S.O.S. Mathematics CyberBoard

Does anyone know where I can find a proof that the geometric multiplicity of an eigenvalue is always less or equal to the algebraic multiplicity of an eigenvalue?

That is if there is a linearly independent set of k eigenvectors, all associated to the eigenvalue e, then (x-e)^k divides the charecteristic polynomial.

_________________
It's quiet now; and as I think my thoughts alone,
I try to keep my head straight, but I think I'm too far gone.
For in this silence, the truth rings even louder.
A constant grinding, begging recognition of its power.

I don't have any references for you, but I can tell you where to start.

To summarize the situation, we have a vector space V, a linear map T:V->V, and T has precisely k independent eigenvectors associated with the eigenvalue e.
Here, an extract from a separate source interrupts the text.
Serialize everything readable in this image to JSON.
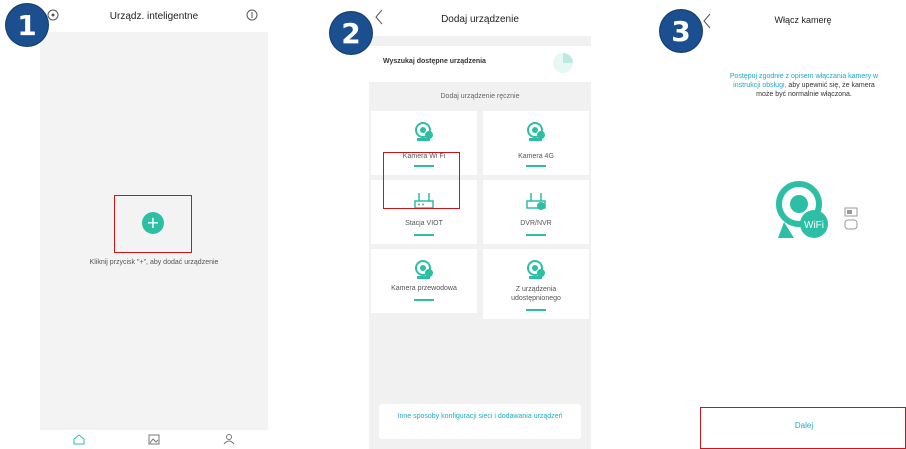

In a nutshell, each generalized eigenspace of T represents a block in the Jordan canonical form of T. Because we have a regular eigenspace of dimension k associated with e, one of the blocks in the Jordan canonical form will be a diagonal matrix of size k with e's along the diagonal. This in turn means that (x-e)^k is a factor of the characteristic polynomial of T.

Time to go re-learn Jordan Canonical form...

Thanks

_________________
It's quiet now; and as I think my thoughts alone,
I try to keep my head straight, but I think I'm too far gone.
For in this silence, the truth rings even louder.
A constant grinding, begging recognition of its power.